Once a Disaster, Always a Disaster

I went to see the sneak preview of „Anonymous“, the new movie by Roland Emmerich, whom the critics have always dismissed as a rather lowbrow producer of admittedly spectacular disaster movies. As a rule, he is strong on visual effects and weak on storyline, but hey: who cares as long as the good guys win and the aliens are vanquished in the end.

Presumably, Emmerich wanted to prove his critics wrong by making a movie about Shakespeare.
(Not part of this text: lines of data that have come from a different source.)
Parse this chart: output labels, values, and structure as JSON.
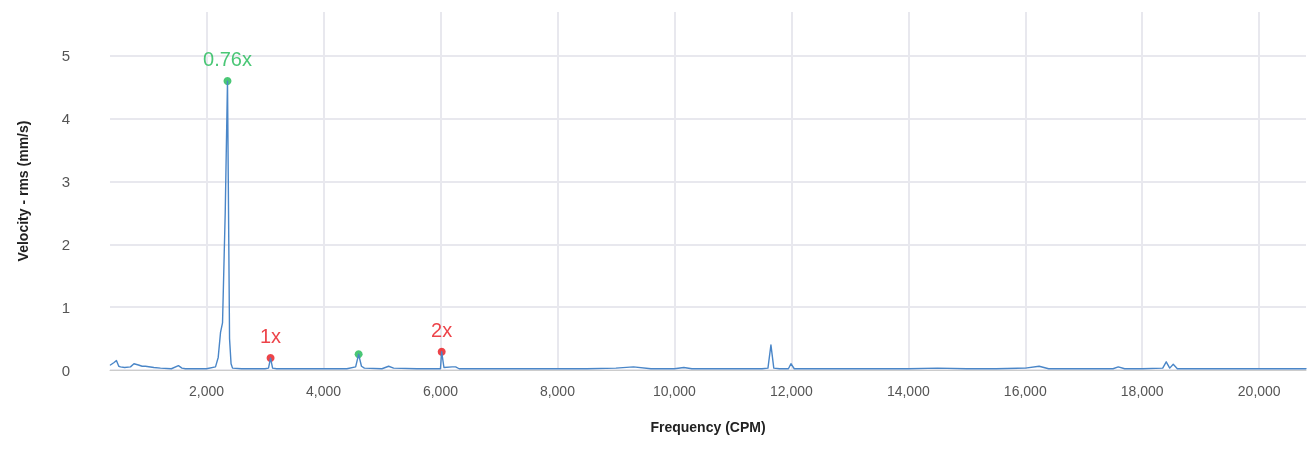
{
  "chart_data": {
    "type": "line",
    "xlabel": "Frequency (CPM)",
    "ylabel": "Velocity - rms (mm/s)",
    "xlim": [
      350,
      20800
    ],
    "ylim": [
      0,
      5.7
    ],
    "xticks": [
      {
        "value": 2000,
        "label": "2,000"
      },
      {
        "value": 4000,
        "label": "4,000"
      },
      {
        "value": 6000,
        "label": "6,000"
      },
      {
        "value": 8000,
        "label": "8,000"
      },
      {
        "value": 10000,
        "label": "10,000"
      },
      {
        "value": 12000,
        "label": "12,000"
      },
      {
        "value": 14000,
        "label": "14,000"
      },
      {
        "value": 16000,
        "label": "16,000"
      },
      {
        "value": 18000,
        "label": "18,000"
      },
      {
        "value": 20000,
        "label": "20,000"
      }
    ],
    "yticks": [
      0,
      1,
      2,
      3,
      4,
      5
    ],
    "grid": true,
    "line_style": "solid",
    "annotations": [
      {
        "text": "0.76x",
        "x": 2359,
        "y": 4.6
      },
      {
        "text": "1x",
        "x": 3095,
        "y": 0.19
      },
      {
        "text": "2x",
        "x": 6021,
        "y": 0.29
      }
    ],
    "series": [
      {
        "color": "#4a86c8",
        "x": [
          357,
          420,
          460,
          500,
          529,
          600,
          700,
          760,
          837,
          900,
          956,
          1100,
          1213,
          1400,
          1520,
          1580,
          1640,
          1800,
          2000,
          2154,
          2200,
          2240,
          2274,
          2320,
          2359,
          2394,
          2420,
          2445,
          2600,
          2800,
          3000,
          3060,
          3095,
          3130,
          3200,
          3600,
          4000,
          4400,
          4550,
          4601,
          4650,
          4700,
          5000,
          5114,
          5200,
          5600,
          6000,
          6021,
          6060,
          6200,
          6260,
          6320,
          7000,
          7500,
          8000,
          8500,
          9000,
          9300,
          9600,
          10000,
          10162,
          10300,
          11000,
          11500,
          11600,
          11651,
          11700,
          11800,
          11950,
          11993,
          12050,
          12500,
          13000,
          13500,
          14000,
          14500,
          15000,
          15500,
          16000,
          16237,
          16400,
          17000,
          17500,
          17590,
          17700,
          18000,
          18350,
          18410,
          18470,
          18530,
          18600,
          19000,
          19500,
          20000,
          20500,
          20800
        ],
        "values": [
          0.08,
          0.12,
          0.15,
          0.06,
          0.05,
          0.04,
          0.05,
          0.1,
          0.08,
          0.06,
          0.06,
          0.04,
          0.03,
          0.02,
          0.07,
          0.03,
          0.02,
          0.02,
          0.02,
          0.05,
          0.2,
          0.6,
          0.75,
          2.5,
          4.6,
          0.5,
          0.1,
          0.03,
          0.02,
          0.02,
          0.02,
          0.03,
          0.19,
          0.03,
          0.02,
          0.02,
          0.02,
          0.02,
          0.05,
          0.25,
          0.06,
          0.03,
          0.02,
          0.06,
          0.03,
          0.02,
          0.02,
          0.29,
          0.04,
          0.05,
          0.05,
          0.02,
          0.02,
          0.02,
          0.02,
          0.02,
          0.03,
          0.05,
          0.02,
          0.02,
          0.04,
          0.02,
          0.02,
          0.02,
          0.03,
          0.4,
          0.03,
          0.02,
          0.02,
          0.1,
          0.02,
          0.02,
          0.02,
          0.02,
          0.02,
          0.03,
          0.02,
          0.02,
          0.03,
          0.06,
          0.02,
          0.02,
          0.02,
          0.05,
          0.02,
          0.02,
          0.03,
          0.13,
          0.03,
          0.09,
          0.02,
          0.02,
          0.02,
          0.02,
          0.02,
          0.02
        ]
      },
      {
        "type": "scatter",
        "marker": "circle",
        "x": [
          2359,
          3095,
          4601,
          6021
        ],
        "values": [
          4.6,
          0.19,
          0.25,
          0.29
        ],
        "colors": [
          "#1db954",
          "#e8141b",
          "#1db954",
          "#e8141b"
        ]
      }
    ]
  }
}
Unfortunately, all he succeeded in doing was to prove how right they are.

„Anonymous“ is an insipid, at times even boring hodgepodge of faux literary history, royal incest, oedipal conflict, and behind-the-scenes power struggles by men in wigs and petticoat breeches.

As a spectator, the only things that kept me awake were the occasional swordfights and the short dramatic climax, during which the Earl of Essex and his men are trapped in a courtyard with soldiers firing down on them like shooting fish in a barrel.

Unhappily, even this isn’t original. In fact the entire scene is lifted straight from Eliza Kazan’s 1952 production of John Steinbeck’s „Viva Zapata!“.

If you ask me, „Anonymous“ is a true movie disaster. But then again, I guess that’s what you can expect from a director of disaster movies.